Lagmann Mac Gofraid - King of Man and The Isles

King of Man and The Isles

According to the Chronicle of Man, Lagmann was the eldest of Gofraid Crobán's three sons—Lagmann, Aralt, and Amlaíb. The ancesty of Lagmann's father is uncertain. The chronicle describes Gofraid in Latin as filius Haraldi nigri de ysland, and it is possible that ysland may refer to Iceland. Within the Annals of Tigernach, he is given the Gaelic patronymic mac mic Arailt, which may mean that he was a son, or nephew, of Ímar mac Arailt, King of Dublin (d. 1054). Ímar was a grandson of the celebrated Amlaíb Cuarán, King of Dublin, King of Northumbria (d. 981), who was a member of the powerful Uí Ímair.

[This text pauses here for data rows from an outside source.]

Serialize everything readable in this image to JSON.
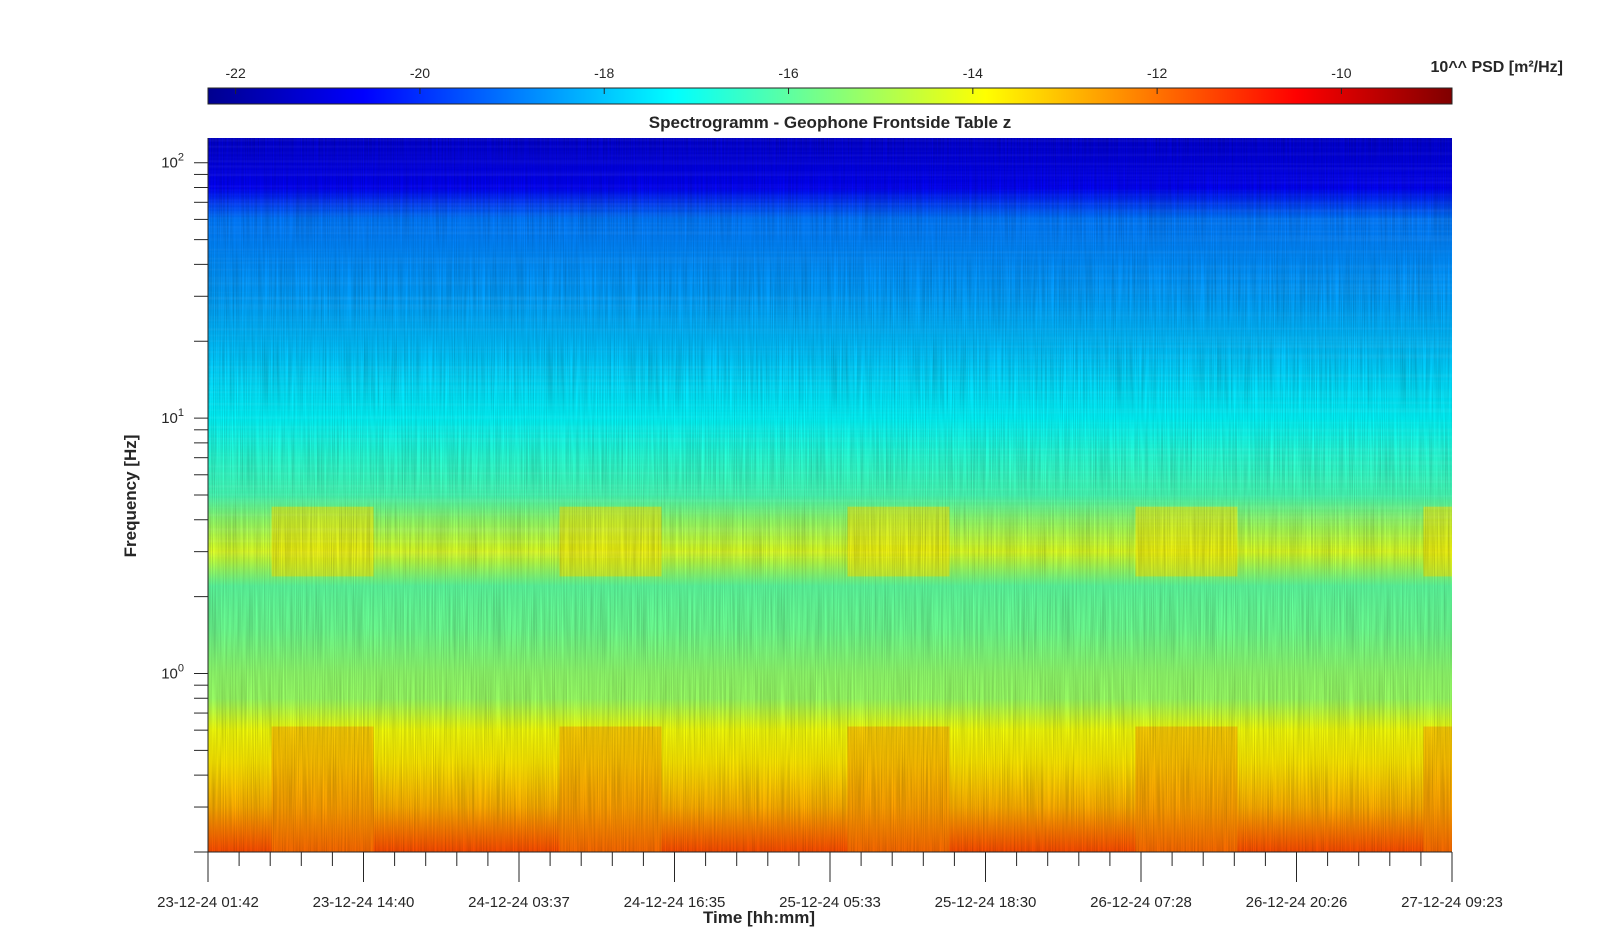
{
  "chart_data": {
    "type": "heatmap",
    "title": "Spectrogramm - Geophone Frontside Table z",
    "xlabel": "Time [hh:mm]",
    "ylabel": "Frequency [Hz]",
    "y_scale": "log",
    "ylim": [
      0.2,
      125
    ],
    "y_ticks": [
      {
        "base": "10",
        "exp": "0",
        "value": 1
      },
      {
        "base": "10",
        "exp": "1",
        "value": 10
      },
      {
        "base": "10",
        "exp": "2",
        "value": 100
      }
    ],
    "x_tick_labels": [
      "23-12-24 01:42",
      "23-12-24 14:40",
      "24-12-24 03:37",
      "24-12-24 16:35",
      "25-12-24 05:33",
      "25-12-24 18:30",
      "26-12-24 07:28",
      "26-12-24 20:26",
      "27-12-24 09:23"
    ],
    "colorbar": {
      "label": "10^^ PSD [m²/Hz]",
      "ticks": [
        "-22",
        "-20",
        "-18",
        "-16",
        "-14",
        "-12",
        "-10"
      ],
      "tick_values": [
        -22,
        -20,
        -18,
        -16,
        -14,
        -12,
        -10
      ],
      "range": [
        -22.3,
        -8.8
      ],
      "colormap": "jet"
    },
    "psd_profile": {
      "description_units": "log10 PSD vs frequency (Hz), typical level",
      "frequency": [
        0.2,
        0.3,
        0.45,
        0.6,
        0.8,
        1.0,
        1.5,
        2.2,
        3.0,
        4.0,
        5.0,
        7.0,
        10.0,
        13.0,
        18.0,
        30.0,
        60.0,
        80.0,
        125.0
      ],
      "log10_psd": [
        -11.5,
        -12.8,
        -13.6,
        -14.0,
        -15.2,
        -15.3,
        -15.8,
        -16.0,
        -14.3,
        -15.3,
        -16.3,
        -16.7,
        -17.3,
        -17.6,
        -18.0,
        -18.5,
        -19.0,
        -20.7,
        -21.2
      ]
    },
    "activity_bands": [
      {
        "start": "23-12-24 07:00",
        "end": "23-12-24 15:30"
      },
      {
        "start": "24-12-24 07:00",
        "end": "24-12-24 15:30"
      },
      {
        "start": "25-12-24 07:00",
        "end": "25-12-24 15:30"
      },
      {
        "start": "26-12-24 07:00",
        "end": "26-12-24 15:30"
      },
      {
        "start": "27-12-24 07:00",
        "end": "27-12-24 09:23"
      }
    ]
  }
}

In 1091, Gofraid won the Kingship of Dublin, and reigned there for about three years. In 1094 he was forced from Dublin, and died the following year of the plague on the Hebridean island of Islay.

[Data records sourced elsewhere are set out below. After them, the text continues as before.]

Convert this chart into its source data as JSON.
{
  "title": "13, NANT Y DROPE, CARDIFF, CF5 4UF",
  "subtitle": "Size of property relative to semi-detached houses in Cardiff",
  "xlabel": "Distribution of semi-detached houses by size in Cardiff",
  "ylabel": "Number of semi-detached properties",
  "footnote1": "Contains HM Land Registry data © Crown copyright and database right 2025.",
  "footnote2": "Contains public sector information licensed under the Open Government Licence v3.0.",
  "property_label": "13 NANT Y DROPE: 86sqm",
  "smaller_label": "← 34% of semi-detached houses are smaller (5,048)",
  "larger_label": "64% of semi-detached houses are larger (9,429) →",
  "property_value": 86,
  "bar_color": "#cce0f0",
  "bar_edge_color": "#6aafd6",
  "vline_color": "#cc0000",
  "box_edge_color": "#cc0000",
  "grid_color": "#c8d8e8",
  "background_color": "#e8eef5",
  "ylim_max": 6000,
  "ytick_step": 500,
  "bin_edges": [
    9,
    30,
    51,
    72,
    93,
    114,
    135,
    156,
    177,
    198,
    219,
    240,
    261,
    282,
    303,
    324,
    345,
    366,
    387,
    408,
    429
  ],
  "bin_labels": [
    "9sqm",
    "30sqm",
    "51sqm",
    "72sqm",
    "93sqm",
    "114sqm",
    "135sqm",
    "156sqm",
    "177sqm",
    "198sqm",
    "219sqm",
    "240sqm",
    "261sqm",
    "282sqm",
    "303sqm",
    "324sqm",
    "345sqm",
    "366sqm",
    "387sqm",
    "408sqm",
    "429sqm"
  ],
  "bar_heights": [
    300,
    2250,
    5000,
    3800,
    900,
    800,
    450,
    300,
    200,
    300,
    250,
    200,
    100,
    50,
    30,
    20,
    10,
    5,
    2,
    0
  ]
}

The chronicle is a somewhat untrustworthy source in the years immediately following Gofraid's death. What is known for certain is that, in 1098, Magnús Óláfsson, King of Norway, led a marauding fleet through the Hebrides and ravaged the islands before reaching the Isle of Man. Whether Lagmann began his reign before Magnús's arrival, or after, is not known for certain, and both possibilities have been advanced by modern scholars. The chronicle states that Lagmann ruled the kingdom seven years after his father's death. Given the dubious nature of the chronicle's dates, it is possible that Lagmann assumed the kingship when his father gained the coveted kingship of Dublin, in 1091. The chronicle next records that Aralt rebelled against Lagmann for a long period of time before being captured, whereupon Lagmann had him emasculated and blinded. If the chronicle is to be believed, Lagmann afterwards repented for the cruelty he had inflicted upon Aralt, and resigned the kingdom before setting off for Jerusalem, where he died. Now, if we assume that Lagmann took power in the year of his father's death and then trust the chronicle when it says that he ruled for seven years after his father's death, then that brings us to 1102. The chronicle then states that Lagmann's brother rebelled for a long period and a stretch of the imagination might let us believe it was for four long years. If Lagmann then repented of his sins and wished to go on crusade he would have ben just in time to join the expedition of Sigurd Of Norway who set off to the Holy Land at this time with a large fleet. Considering that the Isles may at this time have been under Norwegian overlordship, this is perhaps not an entirely unlikely set of events to have transpired. Some historians of the Crusades take this passage to be evidence that Lagmann took part in the First Crusade, which could mean he joined the "Saxon Crusade" that arrived at the Siege of Antioch on March 4 1098.